De son côté, la déléguée générale d'Ignes (Industries du génie numérique, énergétique et sécuritaire), Anne-Sophie Perrissin-Fabert, note des "regrets" mais aussi des "pépites" dans le programme Oscar, à l'image de la base de données. "Cela répond à des attentes du terrain et cela fonctionne. Mais en tant qu’industriels, on aimerait que les produits exotiques soient considérés comme tel en amont et que les caractéristiques des fiches CEE soient bien vérifiées afin de lutter contre la fraude", souligne-t-elle.

Un combat politique

Le sujet de la fraude a mobilisé les dernières minutes du débat. Interpellé sur la question des contrats de maintenance liés aux Pac, Pascal Housset abonde : "C’est bien de mettre des Formule 1 chez des ménages précaires, mais il faut les entretenir. Les chaudières et Pac hybrides sont entretenues, mais les gens ne font rien sur les Pac électriques. Ces machines mal ou pas entretenues font des contre-références pour des installations pourtant aidées par des fonds publics."

"Le marché de la rénovation peut nous emmener jusqu’en 2050 avec tout le travail qu’il y a à faire", assure Jean-Claude Rancurel, président des métiers couverture, plomberie et chauffage de la Capeb. "Mais il doit être pris par nos entreprises et pas par des opportunistes."

Marie Arnout, la présidente de la FDMC, met elle aussi en garde contre "ces gros faiseurs à aller chercher de l’aide, à ne pas faire du bon boulot, à 'uberiser' le métier d’artisan, à appauvrir le savoir-faire des professionnels". Et Pascal Housset de résumer : "Les écodélinquants, eux, ne se posent aucune question. Ils sont là pour faire du business, et nous on voit passer les trains."

Le mot de la fin est revenu au président de l'Atee, Nicolas Fondraz : "Je n’ai pas eu de réponse claire de la DGEC (Direction générale de l'énergie et du climat) sur l'avenir d'Oscar".

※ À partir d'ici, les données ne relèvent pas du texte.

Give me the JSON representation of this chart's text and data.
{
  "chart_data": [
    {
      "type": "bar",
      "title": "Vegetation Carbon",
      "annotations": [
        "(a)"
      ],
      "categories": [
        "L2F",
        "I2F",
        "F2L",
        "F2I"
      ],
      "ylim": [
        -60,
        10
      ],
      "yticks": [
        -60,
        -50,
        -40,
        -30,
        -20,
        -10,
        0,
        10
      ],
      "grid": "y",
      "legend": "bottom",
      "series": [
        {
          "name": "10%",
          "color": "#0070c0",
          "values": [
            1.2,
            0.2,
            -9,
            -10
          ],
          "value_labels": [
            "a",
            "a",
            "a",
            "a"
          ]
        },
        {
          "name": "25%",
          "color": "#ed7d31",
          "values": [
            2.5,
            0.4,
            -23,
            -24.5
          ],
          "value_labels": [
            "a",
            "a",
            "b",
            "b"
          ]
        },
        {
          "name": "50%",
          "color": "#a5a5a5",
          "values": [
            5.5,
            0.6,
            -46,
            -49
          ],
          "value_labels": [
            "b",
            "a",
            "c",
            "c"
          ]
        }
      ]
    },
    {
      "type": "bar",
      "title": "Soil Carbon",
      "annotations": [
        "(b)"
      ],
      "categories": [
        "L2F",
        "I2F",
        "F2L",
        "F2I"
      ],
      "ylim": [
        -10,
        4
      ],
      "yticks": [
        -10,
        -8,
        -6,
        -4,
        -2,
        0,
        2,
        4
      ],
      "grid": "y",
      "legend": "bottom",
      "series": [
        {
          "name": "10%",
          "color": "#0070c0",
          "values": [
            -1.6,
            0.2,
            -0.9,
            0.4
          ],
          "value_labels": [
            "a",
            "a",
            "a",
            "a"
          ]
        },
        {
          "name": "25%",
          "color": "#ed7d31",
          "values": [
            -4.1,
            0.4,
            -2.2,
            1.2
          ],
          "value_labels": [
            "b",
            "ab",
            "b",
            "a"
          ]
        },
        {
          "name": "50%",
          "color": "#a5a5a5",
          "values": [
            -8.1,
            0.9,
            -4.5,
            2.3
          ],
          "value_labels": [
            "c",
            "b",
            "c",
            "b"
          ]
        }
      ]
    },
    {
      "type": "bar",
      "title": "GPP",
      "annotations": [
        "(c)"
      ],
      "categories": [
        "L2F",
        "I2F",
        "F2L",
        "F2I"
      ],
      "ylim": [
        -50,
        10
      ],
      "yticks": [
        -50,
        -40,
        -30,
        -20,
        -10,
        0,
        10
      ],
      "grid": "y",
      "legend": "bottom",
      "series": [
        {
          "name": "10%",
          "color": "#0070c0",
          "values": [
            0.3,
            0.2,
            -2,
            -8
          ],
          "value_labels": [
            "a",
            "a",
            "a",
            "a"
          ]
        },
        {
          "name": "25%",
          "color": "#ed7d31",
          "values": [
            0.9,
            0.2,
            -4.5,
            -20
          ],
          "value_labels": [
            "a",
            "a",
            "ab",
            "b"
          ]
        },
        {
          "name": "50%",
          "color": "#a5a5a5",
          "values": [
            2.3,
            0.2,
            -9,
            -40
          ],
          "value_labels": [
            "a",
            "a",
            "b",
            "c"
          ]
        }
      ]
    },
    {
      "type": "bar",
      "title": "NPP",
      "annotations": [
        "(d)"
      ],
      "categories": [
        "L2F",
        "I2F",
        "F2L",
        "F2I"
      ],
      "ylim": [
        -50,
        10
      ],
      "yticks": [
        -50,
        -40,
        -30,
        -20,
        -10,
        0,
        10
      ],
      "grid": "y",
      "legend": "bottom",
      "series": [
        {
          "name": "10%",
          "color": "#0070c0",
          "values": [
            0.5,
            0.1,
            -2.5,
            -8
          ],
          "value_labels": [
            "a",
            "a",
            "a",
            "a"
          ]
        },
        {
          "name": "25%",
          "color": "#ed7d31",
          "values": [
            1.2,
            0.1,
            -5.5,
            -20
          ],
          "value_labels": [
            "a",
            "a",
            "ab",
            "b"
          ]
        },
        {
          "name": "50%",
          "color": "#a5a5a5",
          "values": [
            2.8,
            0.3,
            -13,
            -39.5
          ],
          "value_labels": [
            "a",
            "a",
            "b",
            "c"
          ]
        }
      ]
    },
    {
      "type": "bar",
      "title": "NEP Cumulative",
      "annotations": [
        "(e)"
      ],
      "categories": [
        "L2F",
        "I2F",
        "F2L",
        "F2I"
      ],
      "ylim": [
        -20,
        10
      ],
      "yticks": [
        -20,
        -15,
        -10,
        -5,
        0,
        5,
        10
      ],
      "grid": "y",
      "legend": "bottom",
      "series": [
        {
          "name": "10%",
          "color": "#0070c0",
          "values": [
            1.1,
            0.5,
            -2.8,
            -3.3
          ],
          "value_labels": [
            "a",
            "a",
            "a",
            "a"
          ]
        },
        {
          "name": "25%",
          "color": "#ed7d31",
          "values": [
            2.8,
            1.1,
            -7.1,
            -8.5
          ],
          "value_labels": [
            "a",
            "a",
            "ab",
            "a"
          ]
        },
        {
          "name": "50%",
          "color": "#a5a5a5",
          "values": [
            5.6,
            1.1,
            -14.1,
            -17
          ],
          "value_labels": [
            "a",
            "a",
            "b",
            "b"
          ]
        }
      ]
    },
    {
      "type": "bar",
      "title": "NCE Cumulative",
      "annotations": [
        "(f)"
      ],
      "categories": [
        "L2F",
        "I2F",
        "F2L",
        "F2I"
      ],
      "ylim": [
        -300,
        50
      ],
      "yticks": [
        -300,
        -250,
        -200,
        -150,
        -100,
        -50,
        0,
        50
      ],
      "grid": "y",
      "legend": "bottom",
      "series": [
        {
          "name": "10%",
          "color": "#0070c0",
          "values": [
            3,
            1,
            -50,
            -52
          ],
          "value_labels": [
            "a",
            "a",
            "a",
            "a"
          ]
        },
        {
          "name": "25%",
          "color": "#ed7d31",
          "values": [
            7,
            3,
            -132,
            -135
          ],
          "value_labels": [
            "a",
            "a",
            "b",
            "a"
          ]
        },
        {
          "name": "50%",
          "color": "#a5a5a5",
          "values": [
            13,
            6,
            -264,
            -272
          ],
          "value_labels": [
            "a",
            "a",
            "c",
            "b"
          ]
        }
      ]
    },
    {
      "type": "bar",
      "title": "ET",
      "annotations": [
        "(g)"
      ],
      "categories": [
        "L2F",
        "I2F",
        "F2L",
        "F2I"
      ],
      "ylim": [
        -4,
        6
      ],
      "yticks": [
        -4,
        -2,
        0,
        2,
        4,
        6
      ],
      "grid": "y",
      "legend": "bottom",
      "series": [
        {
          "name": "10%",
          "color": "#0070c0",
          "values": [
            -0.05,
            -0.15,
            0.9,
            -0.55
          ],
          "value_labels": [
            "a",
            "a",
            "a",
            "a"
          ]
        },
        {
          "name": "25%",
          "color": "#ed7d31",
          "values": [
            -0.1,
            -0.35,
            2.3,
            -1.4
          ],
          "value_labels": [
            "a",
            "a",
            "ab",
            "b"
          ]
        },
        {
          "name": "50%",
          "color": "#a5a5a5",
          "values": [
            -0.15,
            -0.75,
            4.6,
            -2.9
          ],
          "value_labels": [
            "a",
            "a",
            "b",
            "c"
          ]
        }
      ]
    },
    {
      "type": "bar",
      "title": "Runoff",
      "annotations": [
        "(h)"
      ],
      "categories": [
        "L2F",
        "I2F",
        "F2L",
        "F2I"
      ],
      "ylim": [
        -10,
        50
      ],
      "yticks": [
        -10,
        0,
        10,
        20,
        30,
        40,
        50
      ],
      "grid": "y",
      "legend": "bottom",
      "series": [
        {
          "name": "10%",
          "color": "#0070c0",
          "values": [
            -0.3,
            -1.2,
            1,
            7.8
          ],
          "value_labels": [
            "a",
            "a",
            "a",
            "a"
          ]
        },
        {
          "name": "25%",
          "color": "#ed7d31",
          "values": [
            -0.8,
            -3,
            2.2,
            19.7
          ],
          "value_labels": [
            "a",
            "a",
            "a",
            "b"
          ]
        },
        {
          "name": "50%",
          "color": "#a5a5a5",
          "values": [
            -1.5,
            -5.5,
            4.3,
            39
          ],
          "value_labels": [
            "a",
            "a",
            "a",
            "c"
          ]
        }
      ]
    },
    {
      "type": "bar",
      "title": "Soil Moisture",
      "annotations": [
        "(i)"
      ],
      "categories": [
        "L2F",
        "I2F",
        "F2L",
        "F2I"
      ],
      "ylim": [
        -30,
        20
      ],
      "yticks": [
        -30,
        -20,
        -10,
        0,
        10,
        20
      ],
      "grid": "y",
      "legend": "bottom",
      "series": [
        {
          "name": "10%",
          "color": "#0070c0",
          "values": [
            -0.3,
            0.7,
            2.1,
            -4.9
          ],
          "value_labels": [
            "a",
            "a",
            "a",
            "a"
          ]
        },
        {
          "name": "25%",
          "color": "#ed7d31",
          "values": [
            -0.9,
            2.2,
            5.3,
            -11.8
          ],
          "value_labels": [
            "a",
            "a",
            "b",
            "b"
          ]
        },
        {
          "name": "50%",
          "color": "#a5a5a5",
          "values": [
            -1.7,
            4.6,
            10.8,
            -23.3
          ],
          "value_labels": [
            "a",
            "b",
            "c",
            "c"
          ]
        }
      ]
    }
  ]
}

Se tournant vers les intervenants : "La poursuite du programme, c’est vous qui devez la porter. Ce qui est sûr, c’est que l’administration trouve qu’il y a trop de programmes CEE et qu'elle veut les réduire, les simplifier. Mais il serait inexplicable que des programmes aussi intéressants qu’Oscar, Profeel et Proréno ne soient pas maintenus. Pour moi, le combat n’est pas fini. Mais l’Atee a besoin des acteurs pour porter ces messages car le sujet est politique."